Should games skip cutscenes entirely?

Video games as a means of telling stories have often been inspired by movies, and the clearest example of this is the use of scenes. Pac-Man is often said to be the first game to use cut scenes instead of going straight from level to level with no intermission. After the player passes each stage, a short vignette will play depicting simple scenes of Pac-Man and ghosts chasing each other.

While these little scenes are obviously a far cry from how modern cut scenes are used in games, the core concept is the same.

The game takes control of the character from the player during a sequence to enter some new information. The length of these sequences can vary widely – Konami’s Metal Gear Solid series is famous for having long cut scenes, with Metal Gear Solid 4 timing over eight hours of cut scenes, and can be used for a wide variety of purposes.

They are used to introduce characters, develop established characters, provide background, atmosphere, dialogue, and more.

However, despite their ubiquity in modern big-budget games, scenes are not necessarily the best way to tell a story in a game. There have been many highly acclaimed games that used few cutscenes, preferring instead to allow the player to control the character throughout the game.

Valve Software’s Half-Life 2 is currently the highest-rated PC game of all time on review aggregation site Metacritic, with only one scene at each end. Control is seldom taken away from the player for more than a few moments, except a sequence on rails towards the end, and much of the background information that would be displayed in a scene elsewhere is displayed through scripted events or background details in the environment. .

But are the scripted sequences that can’t be skipped from Half-Life 2 all that different from the cut scenes? After all, the player is often unable to progress until other characters finish their assigned actions and dialogues, so why not use traditional cutscenes and finish with that? To get truly unique experiences, we must first look at what makes video games unique as a medium for storytelling. Unlike cinema, where the viewer has no control over the action, or traditional board games, where player actions have very little visual results, video games provide a unique opportunity to merge interactivity and storytelling. Games like Gone Home, Dear Esther, and other games in the genre called ‘walking simulator’ have been praised as great examples of the kind of storytelling that can be unique to games.

However, for some players, these games present an entirely different problem: while they rarely take control away from the player, they also offer very little in the way of the game itself. In fact, Dear Esther has no way for the player to affect the world around them; the only action that can be taken is to walk a predetermined path until the end of the game. There is no way to ‘lose’, there is no interaction with the environment, just what amounts to a scenic tour with a superimposed narration. So despite the lack of cut scenes in the game, the near-total lack of player control and interaction in the first place means there’s little to differentiate it from a fairly lengthy cut scene.

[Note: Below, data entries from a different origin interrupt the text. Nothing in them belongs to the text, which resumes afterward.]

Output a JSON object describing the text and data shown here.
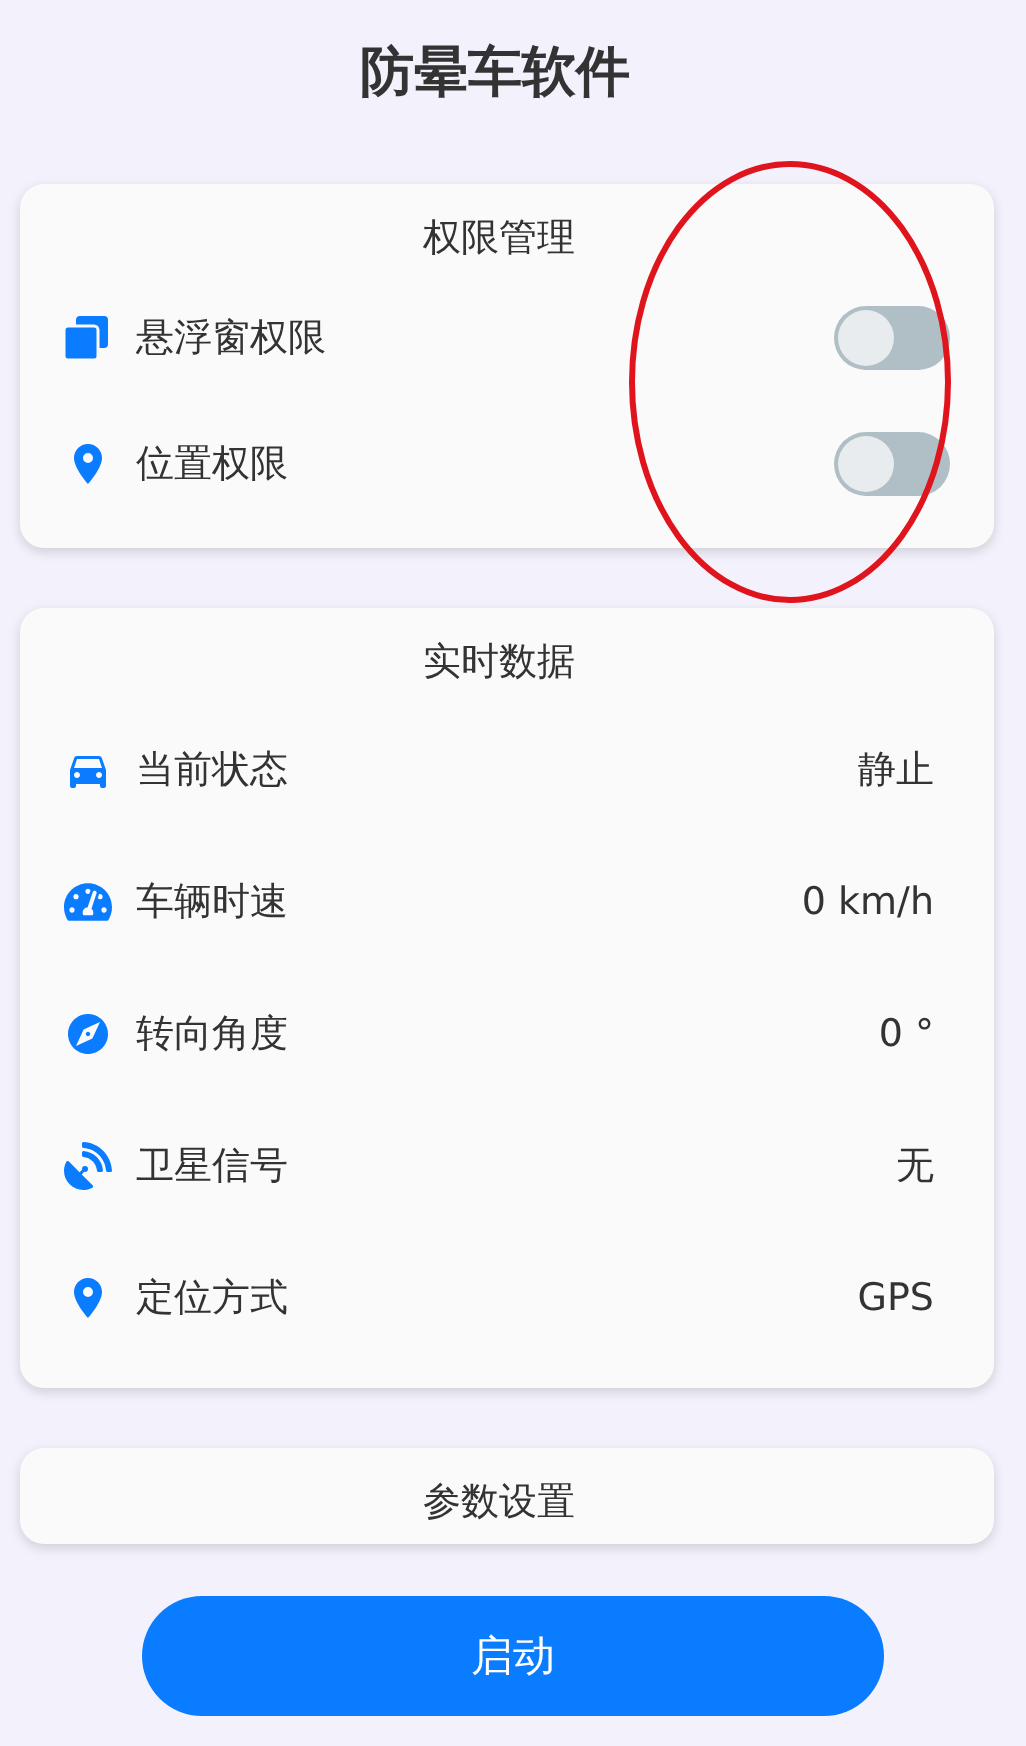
{
  "title": "防晕车软件",
  "permissions": {
    "title": "权限管理",
    "items": [
      {
        "label": "悬浮窗权限",
        "on": false
      },
      {
        "label": "位置权限",
        "on": false
      }
    ]
  },
  "realtime": {
    "title": "实时数据",
    "rows": [
      {
        "label": "当前状态",
        "value": "静止"
      },
      {
        "label": "车辆时速",
        "value": "0 km/h"
      },
      {
        "label": "转向角度",
        "value": "0 °"
      },
      {
        "label": "卫星信号",
        "value": "无"
      },
      {
        "label": "定位方式",
        "value": "GPS"
      }
    ]
  },
  "settings": {
    "title": "参数设置"
  },
  "start_button": "启动"
}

As video games currently exist, there seems to be a kind of dichotomy between traditional storytelling and gameplay. For a game to tell a player a story, there must be some degree of limitation on what the player can do, either temporarily in the form of a scene or scripted sequence, or by limiting the actions of the players during the course of the game. . play. Perhaps the games of the future will be able to integrate a great deal of player interaction with compelling storytelling. But that won’t be achieved by taking control away from players and forcing them to watch a short movie instead of letting them play.